A totally unrelated Serbian-American inventor
And guess what this new electric car company is buying? ASCII gateways from RTA! Yes, the new, ground up, completely automated, the few-people-as-possible electric car company is buying a lot of ASCII gateways from little old RTA.
What this electric car company knows that a lot of manufacturers know is that when it comes to moving ASCII around a factory floor, you come to RTA. We happen to not only be the best at it, but we also happen to have the single biggest inventory of ASCII products for automotive manufacturers and everyone else to use.Here’s a bit of what we have:
- ASCII to Allen Bradley PLCs
- ASCII to BACnet MSTP
- ASCII to BACnet/IP Client and ASCII to BACnet/IP Server
- ASCII to EtherNet/IP Adapter
- ASCII to EtherNet/IP Scanner
- ASCII to Modbus RTU Master and ASCII to Modbus RTU Slave
- ASCII to Modbus TCP Master and ASCII to Modbus TCP Slave
- ASCII to OPC UA Client
- ASCII to S7 Siemens PLCs
Head over here to see our standard ASCII gateways, but that’s not all. We’re the kings of ease of use, but we’ve customized a lot of these solutions for customers to make them even easier to deploy and operate.

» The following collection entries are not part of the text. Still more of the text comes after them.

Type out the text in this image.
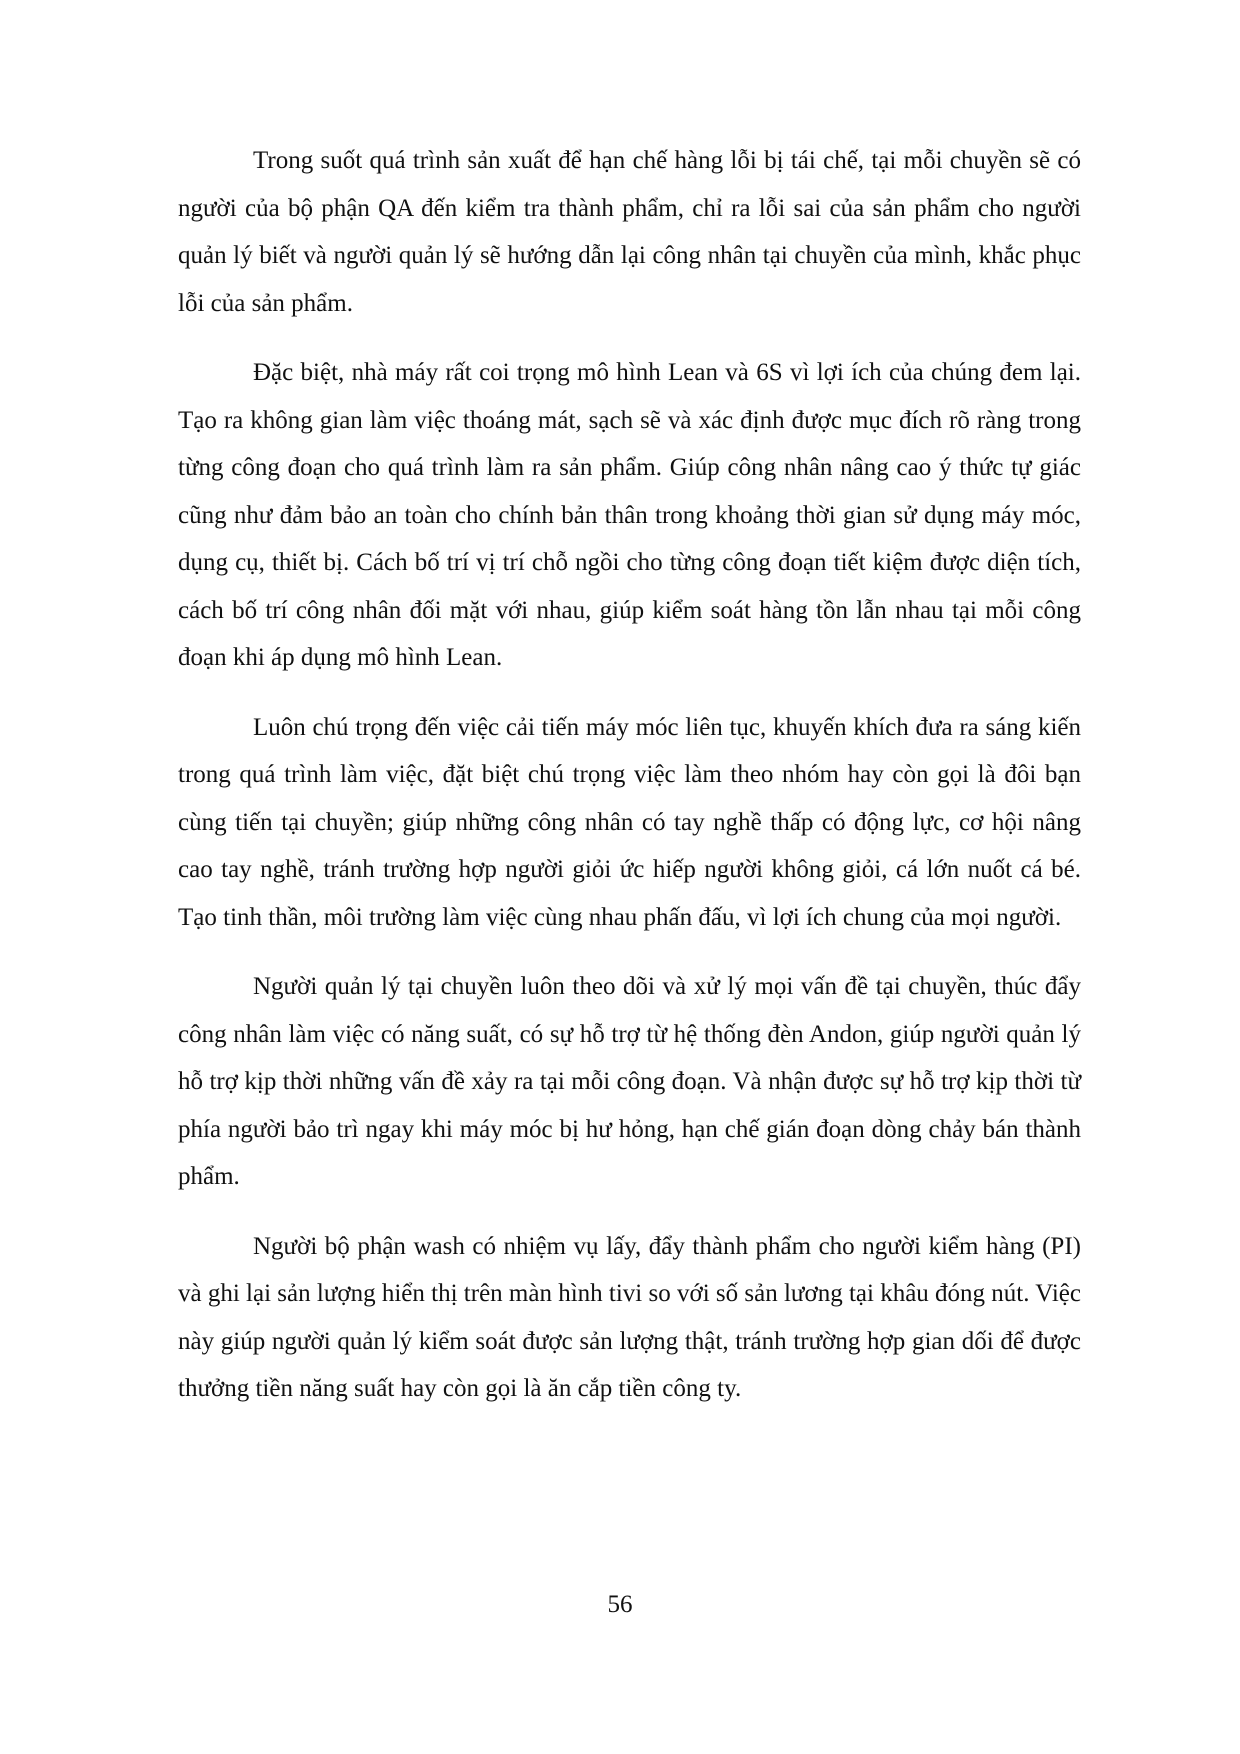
Trong suốt quá trình sản xuất để hạn chế hàng lỗi bị tái chế, tại mỗi chuyền sẽ có người của bộ phận QA đến kiểm tra thành phẩm, chỉ ra lỗi sai của sản phẩm cho người quản lý biết và người quản lý sẽ hướng dẫn lại công nhân tại chuyền của mình, khắc phục lỗi của sản phẩm.

Đặc biệt, nhà máy rất coi trọng mô hình Lean và 6S vì lợi ích của chúng đem lại. Tạo ra không gian làm việc thoáng mát, sạch sẽ và xác định được mục đích rõ ràng trong từng công đoạn cho quá trình làm ra sản phẩm. Giúp công nhân nâng cao ý thức tự giác cũng như đảm bảo an toàn cho chính bản thân trong khoảng thời gian sử dụng máy móc, dụng cụ, thiết bị. Cách bố trí vị trí chỗ ngồi cho từng công đoạn tiết kiệm được diện tích, cách bố trí công nhân đối mặt với nhau, giúp kiểm soát hàng tồn lẫn nhau tại mỗi công đoạn khi áp dụng mô hình Lean.

Luôn chú trọng đến việc cải tiến máy móc liên tục, khuyến khích đưa ra sáng kiến trong quá trình làm việc, đặt biệt chú trọng việc làm theo nhóm hay còn gọi là đôi bạn cùng tiến tại chuyền; giúp những công nhân có tay nghề thấp có động lực, cơ hội nâng cao tay nghề, tránh trường hợp người giỏi ức hiếp người không giỏi, cá lớn nuốt cá bé. Tạo tinh thần, môi trường làm việc cùng nhau phấn đấu, vì lợi ích chung của mọi người.

Người quản lý tại chuyền luôn theo dõi và xử lý mọi vấn đề tại chuyền, thúc đẩy công nhân làm việc có năng suất, có sự hỗ trợ từ hệ thống đèn Andon, giúp người quản lý hỗ trợ kịp thời những vấn đề xảy ra tại mỗi công đoạn. Và nhận được sự hỗ trợ kịp thời từ phía người bảo trì ngay khi máy móc bị hư hỏng, hạn chế gián đoạn dòng chảy bán thành phẩm.

Người bộ phận wash có nhiệm vụ lấy, đẩy thành phẩm cho người kiểm hàng (PI) và ghi lại sản lượng hiển thị trên màn hình tivi so với số sản lương tại khâu đóng nút. Việc này giúp người quản lý kiểm soát được sản lượng thật, tránh trường hợp gian dối để được thưởng tiền năng suất hay còn gọi là ăn cắp tiền công ty.

56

Why is there so much ASCII, you might ask? It’s how humans communicate. We use letters, numbers, and symbols. There are labels on products, markings on boxes, etchings on car tires, and much, much more. And computers must read this stuff, and they do that with bar code readers that translate those funny lines into ASCII characters that those products above have to move around. While we still use letters and numbers, that won’t change.
ASCII’s been good to us and it’s something I will always love – just like that $6 bottle of champagne. Of course, I’m kidding about the champagne. Lately, I’ve been known to splurge and get the $10 bottle.